Meurtre d’un policier: un shérif blâme la loi sur l’«État sanctuaire»

SAN FRANCISCO — Un homme soupçonné d’avoir abattu un policier californien mercredi se trouvait illégalement aux États-Unis et a été arrêté alors qu’il envisageait de fuir dans son Mexique natal, a soutenu un shérif vendredi soir, en faisant essentiellement porter le blâme sur la loi californienne qui accorde à cet État le statut de «sanctuaire» pour l’immigration clandestine.
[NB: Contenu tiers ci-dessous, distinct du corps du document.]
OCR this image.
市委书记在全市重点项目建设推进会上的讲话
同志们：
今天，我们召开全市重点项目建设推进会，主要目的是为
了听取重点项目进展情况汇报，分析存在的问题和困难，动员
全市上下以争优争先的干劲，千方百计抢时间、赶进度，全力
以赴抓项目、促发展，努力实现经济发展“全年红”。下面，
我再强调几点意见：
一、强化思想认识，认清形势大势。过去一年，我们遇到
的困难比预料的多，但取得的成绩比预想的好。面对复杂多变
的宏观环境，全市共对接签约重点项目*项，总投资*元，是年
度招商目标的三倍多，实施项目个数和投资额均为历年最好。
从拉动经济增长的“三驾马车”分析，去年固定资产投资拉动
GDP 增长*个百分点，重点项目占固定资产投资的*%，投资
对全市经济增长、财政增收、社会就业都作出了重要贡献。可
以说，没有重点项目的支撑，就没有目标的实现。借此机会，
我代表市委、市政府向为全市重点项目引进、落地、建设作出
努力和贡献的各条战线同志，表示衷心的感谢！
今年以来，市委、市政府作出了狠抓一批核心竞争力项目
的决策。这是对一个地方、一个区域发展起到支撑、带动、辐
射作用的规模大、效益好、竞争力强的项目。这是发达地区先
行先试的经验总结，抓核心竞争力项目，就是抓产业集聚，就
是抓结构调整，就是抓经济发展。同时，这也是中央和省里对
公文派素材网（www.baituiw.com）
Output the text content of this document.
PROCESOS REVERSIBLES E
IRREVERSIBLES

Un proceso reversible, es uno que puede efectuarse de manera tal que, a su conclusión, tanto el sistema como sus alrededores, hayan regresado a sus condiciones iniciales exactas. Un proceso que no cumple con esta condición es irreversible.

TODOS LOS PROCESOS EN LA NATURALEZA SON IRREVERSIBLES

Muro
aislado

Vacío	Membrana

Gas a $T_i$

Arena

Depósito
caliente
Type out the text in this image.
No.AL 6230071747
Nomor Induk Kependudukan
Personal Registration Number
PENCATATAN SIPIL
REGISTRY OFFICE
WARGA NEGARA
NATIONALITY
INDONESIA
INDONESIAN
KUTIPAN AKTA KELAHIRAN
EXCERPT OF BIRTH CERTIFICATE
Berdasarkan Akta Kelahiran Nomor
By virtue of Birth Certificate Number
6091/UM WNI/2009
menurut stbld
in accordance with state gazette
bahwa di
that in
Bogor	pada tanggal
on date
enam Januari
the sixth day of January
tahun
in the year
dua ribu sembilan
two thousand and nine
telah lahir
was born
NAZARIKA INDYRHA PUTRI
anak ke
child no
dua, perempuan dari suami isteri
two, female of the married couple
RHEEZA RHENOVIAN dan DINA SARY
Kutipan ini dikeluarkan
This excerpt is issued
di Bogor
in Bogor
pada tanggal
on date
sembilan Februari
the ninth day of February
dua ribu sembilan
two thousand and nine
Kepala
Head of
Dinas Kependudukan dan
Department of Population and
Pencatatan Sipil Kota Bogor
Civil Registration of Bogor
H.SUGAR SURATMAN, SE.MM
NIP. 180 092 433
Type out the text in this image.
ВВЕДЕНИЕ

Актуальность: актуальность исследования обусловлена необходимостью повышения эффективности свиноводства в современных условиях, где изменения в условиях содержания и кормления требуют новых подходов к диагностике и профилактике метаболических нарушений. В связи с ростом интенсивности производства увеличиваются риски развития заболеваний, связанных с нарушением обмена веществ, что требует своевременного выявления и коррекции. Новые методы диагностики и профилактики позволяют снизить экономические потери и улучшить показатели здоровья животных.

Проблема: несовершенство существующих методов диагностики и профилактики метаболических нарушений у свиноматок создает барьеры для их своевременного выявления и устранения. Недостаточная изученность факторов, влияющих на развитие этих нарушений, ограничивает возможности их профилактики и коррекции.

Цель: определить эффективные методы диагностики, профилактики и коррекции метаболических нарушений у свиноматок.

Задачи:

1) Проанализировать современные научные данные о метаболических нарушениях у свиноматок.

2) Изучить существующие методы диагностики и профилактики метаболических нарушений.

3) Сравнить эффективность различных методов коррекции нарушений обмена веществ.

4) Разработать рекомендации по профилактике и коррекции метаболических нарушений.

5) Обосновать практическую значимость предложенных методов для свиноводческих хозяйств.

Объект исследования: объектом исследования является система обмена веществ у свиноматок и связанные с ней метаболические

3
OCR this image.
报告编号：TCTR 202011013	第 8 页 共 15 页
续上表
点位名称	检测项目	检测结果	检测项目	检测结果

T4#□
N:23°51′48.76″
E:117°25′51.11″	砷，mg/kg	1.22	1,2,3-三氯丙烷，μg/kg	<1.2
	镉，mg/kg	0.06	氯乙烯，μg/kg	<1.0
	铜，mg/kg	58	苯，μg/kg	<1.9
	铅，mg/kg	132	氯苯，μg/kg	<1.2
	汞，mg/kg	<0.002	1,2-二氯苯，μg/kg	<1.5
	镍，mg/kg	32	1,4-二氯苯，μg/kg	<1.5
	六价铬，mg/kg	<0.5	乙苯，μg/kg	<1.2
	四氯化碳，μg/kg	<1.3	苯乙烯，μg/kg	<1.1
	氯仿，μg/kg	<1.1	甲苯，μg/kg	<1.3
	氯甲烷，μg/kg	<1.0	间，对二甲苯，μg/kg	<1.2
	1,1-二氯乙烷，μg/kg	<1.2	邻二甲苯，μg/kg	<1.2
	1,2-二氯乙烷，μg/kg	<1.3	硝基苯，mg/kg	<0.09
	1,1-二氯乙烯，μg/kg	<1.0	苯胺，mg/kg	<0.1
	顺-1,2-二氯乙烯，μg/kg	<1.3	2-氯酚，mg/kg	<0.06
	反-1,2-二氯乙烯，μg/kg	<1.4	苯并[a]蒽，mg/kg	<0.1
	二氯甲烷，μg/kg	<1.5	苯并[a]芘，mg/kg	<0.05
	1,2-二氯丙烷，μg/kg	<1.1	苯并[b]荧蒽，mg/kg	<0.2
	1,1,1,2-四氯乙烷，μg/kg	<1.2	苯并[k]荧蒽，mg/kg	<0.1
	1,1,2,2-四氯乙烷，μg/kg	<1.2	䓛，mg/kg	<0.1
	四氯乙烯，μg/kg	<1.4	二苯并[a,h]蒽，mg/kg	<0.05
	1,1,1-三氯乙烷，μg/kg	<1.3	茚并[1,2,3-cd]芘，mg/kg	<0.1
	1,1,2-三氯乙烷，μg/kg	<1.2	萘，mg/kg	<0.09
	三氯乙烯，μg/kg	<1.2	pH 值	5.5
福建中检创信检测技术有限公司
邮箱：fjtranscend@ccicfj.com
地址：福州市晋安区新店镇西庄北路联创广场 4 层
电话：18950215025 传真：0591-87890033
Une chasse à l’homme de deux jours dans tout l’État a pris fin vendredi avec l’arrestation de Gustavo Perez Arriaga, qui s’est finalement rendu alors que l’escouade tactique s’apprêtait à faire irruption dans une résidence de Bakersfield, en Californie. Son arrestation a eu lieu à environ 320 km au sud-est de l’endroit où le caporal Ronil Singh avait été abattu mercredi matin. L’agent Singh venait d’intercepter un conducteur qui semblait ivre à Newman lorsqu’il a été mortellement atteint par balle, ont déclaré les autorités.

Le shérif du comté de Stanislaus, Adam Christianson, qui a mené l’enquête, a accusé la loi californienne d’avoir empêché les autorités locales de signaler Gustavo Perez Arriaga aux autorités de l’immigration pour une déportation éventuelle, après deux arrestations antérieures pour conduite en état d’ébriété.

M. Perez Arriaga, âgé de 33 ans, avait traversé la frontière en Arizona il y a plusieurs années et occupé divers emplois. Il entretenait certains liens avec des gangs criminels et portait plusieurs noms différents sur de multiples pages Facebook, a déclaré le shérif Christianson.

Cette fusillade survient au beau milieu d’une lutte politique intense au sujet de l’immigration aux États-Unis. Le président Donald Trump et les démocrates au Congrès sont en désaccord profond sur le financement d’un mur frontalier avec le Mexique, ce qui a entraîné une paralysie partielle de l’appareil gouvernemental américain.

Le président Trump avait d’ailleurs publié un message sur Twitter jeudi à propos du meurtre de l’agent Singh, affirmant qu’il était «temps de se montrer sévère pour assurer la sécurité des frontières» Il terminait en lançant: «Construisez le mur!».

La loi californienne sur les sanctuaires, qui irrite au plus haut point l’administration Trump, limite la collaboration entre les autorités locales et les agents de l’immigration. Elle prévoit plus de 800 exceptions pour les crimes violents et divers délits, et empêche la police d’interroger les gens sur leur statut en matière de citoyenneté.

Le porte-parole du gouverneur Jerry Brown (démocrate) a déclaré vendredi que si le suspect était un membre connu d’un gang dangereux, la police aurait très bien pu fournir ces informations aux autorités fédérales.